Defect Detection of Steel Plates by Electromagnetic Tomography Imaging Based on Edge-DeepLabv3+
摘要
Electromagnetic tomography (EMT) is a promising nondestructive imaging technique for metallic defect detection. However, its inherent soft-field diffusion, rapid sensitivity decay, and nonlinear eddy-current interaction lead to severe boundary blurring and low-resolution reconstructions, particularly for small or multiple defects.

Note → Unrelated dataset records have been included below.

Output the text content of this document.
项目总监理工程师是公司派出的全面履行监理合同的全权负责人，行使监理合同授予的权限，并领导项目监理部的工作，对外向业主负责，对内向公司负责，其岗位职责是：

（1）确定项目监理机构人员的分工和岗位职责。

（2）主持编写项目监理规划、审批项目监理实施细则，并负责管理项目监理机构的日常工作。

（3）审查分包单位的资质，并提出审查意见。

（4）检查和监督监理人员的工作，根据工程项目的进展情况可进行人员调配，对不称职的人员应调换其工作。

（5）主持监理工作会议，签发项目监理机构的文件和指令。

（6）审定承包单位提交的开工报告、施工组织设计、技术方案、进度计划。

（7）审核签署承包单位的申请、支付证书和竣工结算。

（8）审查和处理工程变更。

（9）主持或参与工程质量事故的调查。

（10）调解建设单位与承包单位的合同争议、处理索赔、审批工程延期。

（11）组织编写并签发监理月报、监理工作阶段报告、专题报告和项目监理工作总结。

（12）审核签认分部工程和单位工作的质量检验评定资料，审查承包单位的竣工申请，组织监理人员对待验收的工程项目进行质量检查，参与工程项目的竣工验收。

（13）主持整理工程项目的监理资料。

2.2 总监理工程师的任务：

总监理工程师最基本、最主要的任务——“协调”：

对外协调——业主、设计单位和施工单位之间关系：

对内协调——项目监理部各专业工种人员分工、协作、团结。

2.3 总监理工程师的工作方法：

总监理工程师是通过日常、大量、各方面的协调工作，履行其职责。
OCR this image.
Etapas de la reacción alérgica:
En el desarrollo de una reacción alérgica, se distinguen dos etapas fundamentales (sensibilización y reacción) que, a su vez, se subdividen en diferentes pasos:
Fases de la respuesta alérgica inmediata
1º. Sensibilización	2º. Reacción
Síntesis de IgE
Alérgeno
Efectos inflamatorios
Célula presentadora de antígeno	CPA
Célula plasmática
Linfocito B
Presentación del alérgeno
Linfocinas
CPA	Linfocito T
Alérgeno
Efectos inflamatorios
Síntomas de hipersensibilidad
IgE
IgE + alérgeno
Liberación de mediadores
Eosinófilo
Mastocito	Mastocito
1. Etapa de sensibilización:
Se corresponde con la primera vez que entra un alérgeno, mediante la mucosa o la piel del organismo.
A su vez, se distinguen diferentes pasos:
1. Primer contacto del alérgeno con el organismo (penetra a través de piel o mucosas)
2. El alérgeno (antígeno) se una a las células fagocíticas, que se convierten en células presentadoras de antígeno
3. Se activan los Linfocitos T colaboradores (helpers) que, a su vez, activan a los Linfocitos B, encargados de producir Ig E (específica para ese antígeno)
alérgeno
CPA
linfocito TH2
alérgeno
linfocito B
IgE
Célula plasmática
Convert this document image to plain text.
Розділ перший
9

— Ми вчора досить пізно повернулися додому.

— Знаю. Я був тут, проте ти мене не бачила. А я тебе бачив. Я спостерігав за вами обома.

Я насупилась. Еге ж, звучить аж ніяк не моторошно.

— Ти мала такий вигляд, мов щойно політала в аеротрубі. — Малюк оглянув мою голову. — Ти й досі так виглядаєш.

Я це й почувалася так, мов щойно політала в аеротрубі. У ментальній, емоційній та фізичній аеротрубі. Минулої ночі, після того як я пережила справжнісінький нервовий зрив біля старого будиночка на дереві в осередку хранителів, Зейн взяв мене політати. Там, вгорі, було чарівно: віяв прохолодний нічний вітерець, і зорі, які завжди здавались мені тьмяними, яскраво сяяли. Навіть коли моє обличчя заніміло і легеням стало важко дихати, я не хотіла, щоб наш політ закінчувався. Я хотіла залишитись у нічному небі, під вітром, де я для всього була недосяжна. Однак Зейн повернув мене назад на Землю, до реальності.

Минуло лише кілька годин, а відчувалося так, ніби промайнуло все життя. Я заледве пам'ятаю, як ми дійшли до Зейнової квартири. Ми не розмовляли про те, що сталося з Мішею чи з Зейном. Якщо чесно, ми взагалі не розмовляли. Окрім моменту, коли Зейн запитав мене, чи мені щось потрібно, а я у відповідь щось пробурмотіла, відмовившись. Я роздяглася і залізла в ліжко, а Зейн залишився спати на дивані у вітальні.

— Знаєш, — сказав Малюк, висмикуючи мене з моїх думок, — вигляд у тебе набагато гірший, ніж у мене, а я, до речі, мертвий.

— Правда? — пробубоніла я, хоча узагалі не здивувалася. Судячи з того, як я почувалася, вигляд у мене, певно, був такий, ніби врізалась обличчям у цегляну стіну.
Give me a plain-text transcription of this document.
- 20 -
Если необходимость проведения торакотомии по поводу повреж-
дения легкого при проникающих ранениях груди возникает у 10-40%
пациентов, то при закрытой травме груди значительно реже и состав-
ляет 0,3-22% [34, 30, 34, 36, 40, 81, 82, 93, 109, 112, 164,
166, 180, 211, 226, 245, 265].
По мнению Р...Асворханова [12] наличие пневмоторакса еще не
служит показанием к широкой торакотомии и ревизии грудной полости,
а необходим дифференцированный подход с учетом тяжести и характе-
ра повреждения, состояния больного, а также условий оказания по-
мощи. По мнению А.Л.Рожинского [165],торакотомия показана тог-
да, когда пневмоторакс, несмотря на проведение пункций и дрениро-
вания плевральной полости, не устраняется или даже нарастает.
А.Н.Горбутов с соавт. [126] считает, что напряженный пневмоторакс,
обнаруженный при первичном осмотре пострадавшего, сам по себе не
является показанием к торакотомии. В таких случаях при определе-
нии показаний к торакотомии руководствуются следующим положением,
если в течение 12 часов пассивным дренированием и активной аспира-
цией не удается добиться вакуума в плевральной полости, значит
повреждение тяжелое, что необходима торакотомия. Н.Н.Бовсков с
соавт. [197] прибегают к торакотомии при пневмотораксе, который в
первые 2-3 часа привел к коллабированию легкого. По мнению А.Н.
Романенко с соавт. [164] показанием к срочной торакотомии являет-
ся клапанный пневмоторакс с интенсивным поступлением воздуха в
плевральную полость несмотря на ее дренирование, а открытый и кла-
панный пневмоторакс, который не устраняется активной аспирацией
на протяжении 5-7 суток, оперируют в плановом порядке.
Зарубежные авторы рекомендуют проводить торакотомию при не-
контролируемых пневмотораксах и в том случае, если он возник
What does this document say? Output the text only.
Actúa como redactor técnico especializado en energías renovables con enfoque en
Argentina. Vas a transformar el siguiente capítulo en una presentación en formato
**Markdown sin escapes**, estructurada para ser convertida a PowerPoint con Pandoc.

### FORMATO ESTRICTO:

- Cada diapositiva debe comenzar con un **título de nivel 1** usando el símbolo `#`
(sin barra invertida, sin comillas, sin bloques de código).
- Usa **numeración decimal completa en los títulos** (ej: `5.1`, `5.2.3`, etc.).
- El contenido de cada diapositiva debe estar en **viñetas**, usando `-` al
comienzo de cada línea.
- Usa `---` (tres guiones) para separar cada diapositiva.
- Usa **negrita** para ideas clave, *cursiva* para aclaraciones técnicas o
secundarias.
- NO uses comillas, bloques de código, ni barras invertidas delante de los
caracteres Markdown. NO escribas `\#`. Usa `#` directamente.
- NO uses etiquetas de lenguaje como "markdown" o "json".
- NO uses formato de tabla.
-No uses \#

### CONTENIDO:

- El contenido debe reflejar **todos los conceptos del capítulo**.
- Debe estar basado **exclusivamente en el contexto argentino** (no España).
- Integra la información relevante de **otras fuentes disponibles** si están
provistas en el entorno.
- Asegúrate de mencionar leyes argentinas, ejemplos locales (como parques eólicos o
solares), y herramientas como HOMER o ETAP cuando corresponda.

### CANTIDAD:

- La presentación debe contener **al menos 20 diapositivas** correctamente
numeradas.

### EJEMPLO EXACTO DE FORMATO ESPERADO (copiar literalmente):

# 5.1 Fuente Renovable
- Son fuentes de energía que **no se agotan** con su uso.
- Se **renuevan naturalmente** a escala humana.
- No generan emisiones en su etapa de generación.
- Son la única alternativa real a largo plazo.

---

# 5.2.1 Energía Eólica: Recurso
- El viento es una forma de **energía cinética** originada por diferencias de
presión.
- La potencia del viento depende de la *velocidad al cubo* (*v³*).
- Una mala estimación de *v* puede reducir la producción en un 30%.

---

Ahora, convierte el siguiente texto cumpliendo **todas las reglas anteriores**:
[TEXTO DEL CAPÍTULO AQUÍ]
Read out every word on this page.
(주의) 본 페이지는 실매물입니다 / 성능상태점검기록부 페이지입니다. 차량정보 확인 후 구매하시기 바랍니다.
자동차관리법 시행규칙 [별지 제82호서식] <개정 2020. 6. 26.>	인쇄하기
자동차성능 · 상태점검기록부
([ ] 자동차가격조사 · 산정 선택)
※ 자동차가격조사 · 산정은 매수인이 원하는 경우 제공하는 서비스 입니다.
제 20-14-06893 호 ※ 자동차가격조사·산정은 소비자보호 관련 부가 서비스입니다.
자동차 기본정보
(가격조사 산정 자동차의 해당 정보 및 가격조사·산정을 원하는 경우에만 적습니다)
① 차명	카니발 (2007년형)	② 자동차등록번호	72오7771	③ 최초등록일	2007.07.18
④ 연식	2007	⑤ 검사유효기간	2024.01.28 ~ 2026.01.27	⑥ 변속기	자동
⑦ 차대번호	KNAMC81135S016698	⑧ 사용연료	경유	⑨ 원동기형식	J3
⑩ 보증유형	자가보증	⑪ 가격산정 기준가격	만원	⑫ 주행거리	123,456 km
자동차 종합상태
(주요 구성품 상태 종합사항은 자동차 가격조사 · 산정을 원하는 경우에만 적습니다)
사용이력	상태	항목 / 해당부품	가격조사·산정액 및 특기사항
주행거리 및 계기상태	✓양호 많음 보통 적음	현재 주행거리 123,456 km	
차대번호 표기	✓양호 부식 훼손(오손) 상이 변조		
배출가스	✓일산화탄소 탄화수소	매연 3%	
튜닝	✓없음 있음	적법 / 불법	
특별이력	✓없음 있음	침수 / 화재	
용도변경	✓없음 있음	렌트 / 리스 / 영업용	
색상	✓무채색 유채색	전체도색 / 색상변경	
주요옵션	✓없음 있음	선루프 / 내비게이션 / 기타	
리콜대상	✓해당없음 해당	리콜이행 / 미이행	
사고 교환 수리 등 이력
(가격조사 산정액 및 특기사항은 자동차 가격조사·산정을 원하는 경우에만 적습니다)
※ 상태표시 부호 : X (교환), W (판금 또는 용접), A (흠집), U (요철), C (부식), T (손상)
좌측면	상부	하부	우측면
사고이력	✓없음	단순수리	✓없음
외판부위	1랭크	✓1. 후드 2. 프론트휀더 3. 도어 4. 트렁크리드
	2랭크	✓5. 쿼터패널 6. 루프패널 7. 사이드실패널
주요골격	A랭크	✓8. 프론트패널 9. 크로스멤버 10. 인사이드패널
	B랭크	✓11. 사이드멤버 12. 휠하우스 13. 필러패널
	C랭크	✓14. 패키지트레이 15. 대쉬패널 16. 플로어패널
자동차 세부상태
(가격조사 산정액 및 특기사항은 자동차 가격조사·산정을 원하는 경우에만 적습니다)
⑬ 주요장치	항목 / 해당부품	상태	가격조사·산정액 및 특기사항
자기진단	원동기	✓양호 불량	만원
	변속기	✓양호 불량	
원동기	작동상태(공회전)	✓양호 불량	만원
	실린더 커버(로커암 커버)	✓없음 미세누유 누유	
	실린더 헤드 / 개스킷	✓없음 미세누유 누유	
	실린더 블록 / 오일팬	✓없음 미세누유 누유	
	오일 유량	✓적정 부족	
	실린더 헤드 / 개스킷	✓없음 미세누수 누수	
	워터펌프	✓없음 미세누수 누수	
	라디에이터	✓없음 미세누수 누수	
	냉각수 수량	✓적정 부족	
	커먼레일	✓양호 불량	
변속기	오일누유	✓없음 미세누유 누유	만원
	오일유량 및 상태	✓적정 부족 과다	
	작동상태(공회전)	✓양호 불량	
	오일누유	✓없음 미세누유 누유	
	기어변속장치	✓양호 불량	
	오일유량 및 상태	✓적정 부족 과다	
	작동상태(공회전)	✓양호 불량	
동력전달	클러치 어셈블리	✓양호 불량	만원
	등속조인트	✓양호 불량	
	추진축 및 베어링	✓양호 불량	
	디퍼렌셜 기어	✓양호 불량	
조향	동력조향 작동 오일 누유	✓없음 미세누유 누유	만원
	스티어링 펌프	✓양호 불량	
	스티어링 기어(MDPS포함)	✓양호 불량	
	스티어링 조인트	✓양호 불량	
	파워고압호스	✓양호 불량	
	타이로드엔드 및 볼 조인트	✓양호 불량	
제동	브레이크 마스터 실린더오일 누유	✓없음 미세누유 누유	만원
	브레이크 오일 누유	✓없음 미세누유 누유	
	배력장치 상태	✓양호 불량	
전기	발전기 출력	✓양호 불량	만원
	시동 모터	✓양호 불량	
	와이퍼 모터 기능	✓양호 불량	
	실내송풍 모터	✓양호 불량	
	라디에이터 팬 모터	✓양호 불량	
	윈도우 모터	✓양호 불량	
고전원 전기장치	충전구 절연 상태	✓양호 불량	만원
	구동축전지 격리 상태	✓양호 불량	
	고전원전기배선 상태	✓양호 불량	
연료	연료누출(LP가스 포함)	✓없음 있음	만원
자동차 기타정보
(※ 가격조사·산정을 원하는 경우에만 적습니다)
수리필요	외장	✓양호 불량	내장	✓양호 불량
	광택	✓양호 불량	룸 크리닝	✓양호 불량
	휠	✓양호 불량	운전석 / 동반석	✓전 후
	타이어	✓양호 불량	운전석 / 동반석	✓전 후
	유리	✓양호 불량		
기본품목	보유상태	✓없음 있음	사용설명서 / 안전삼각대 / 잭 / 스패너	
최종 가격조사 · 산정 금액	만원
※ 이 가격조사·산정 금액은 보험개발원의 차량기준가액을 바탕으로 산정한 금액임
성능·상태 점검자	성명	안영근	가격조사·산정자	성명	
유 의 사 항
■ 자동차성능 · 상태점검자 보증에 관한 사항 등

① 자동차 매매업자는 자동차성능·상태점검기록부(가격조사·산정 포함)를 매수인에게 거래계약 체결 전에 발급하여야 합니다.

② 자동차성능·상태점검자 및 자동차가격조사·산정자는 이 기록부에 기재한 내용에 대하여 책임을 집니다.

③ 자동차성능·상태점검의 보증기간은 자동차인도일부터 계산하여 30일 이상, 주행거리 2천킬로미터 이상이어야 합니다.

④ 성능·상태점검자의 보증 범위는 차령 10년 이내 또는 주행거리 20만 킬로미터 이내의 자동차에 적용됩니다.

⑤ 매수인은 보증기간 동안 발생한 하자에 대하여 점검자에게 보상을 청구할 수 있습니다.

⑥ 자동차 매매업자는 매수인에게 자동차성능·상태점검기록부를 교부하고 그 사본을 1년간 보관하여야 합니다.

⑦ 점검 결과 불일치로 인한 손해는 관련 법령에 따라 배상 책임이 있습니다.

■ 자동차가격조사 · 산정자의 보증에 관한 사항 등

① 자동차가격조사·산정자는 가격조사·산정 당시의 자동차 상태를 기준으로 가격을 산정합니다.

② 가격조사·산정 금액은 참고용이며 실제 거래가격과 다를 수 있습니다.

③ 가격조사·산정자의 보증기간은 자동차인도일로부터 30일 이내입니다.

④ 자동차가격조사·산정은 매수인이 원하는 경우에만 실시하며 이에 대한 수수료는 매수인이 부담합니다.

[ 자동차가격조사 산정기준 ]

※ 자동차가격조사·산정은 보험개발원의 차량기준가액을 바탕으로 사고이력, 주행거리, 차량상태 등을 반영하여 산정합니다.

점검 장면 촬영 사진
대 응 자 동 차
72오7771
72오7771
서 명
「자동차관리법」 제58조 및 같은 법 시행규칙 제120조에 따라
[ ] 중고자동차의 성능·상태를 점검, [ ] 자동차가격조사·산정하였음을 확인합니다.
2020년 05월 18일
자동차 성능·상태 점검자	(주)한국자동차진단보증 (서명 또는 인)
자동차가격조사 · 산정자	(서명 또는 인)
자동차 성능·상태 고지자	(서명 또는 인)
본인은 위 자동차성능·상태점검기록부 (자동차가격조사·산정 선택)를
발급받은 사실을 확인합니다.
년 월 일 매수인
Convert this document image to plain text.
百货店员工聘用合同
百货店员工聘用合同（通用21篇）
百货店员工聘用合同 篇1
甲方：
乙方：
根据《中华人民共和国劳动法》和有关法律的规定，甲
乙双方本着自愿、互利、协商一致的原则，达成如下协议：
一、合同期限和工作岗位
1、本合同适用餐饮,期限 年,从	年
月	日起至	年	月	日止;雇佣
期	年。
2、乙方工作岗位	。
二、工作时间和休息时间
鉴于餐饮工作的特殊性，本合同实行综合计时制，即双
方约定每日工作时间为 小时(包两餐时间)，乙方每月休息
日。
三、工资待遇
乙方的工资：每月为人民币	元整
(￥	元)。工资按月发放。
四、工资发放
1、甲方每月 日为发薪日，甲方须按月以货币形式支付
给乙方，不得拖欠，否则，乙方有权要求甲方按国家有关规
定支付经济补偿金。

To address these limitations, this study proposes Edge-DeepLabv3+, a physics-informed deep reconstruction network specifically designed for metallic EMT. The model integrates SE-Res2Net for multi-scale conductivity encoding, DenseASPP for dense receptive-field expansion under strong diffusion, ESA for capturing long-range electromagnetic correlations, and a Boundary-Refinement (BR) decoder to compensate for soft-field-induced edge loss. Furthermore, we introduce an Edge-Focused Hybrid Loss (EHL), which combines global MSE, imbalance-aware Dice loss, and a boundary-supervision BCE applied to morphology-derived defect contours, enabling precise recovery of high-frequency conductivity discontinuities. A physics-based dataset comprising 12,960 samples is generated using COMSOL, incorporating coil misalignment, temperature drift, non-white noise, and mutual-coupling perturbations through domain randomization, ensuring robustness against practical domain shifts. Extensive experiments on both simulation and real EMT systems demonstrate that Edge-DeepLabv3+ significantly improves reconstruction accuracy, boundary fidelity, and robustness to noise compared with LBP, Tikhonov, SE-Res2Net, and DeepLabv3+. The proposed model achieves accurate reconstruction of 3–6 mm single and multiple defects, even under low-SNR (10 dB) conditions, highlighting its strong potential for reliable online metallic defect monitoring in industrial environments.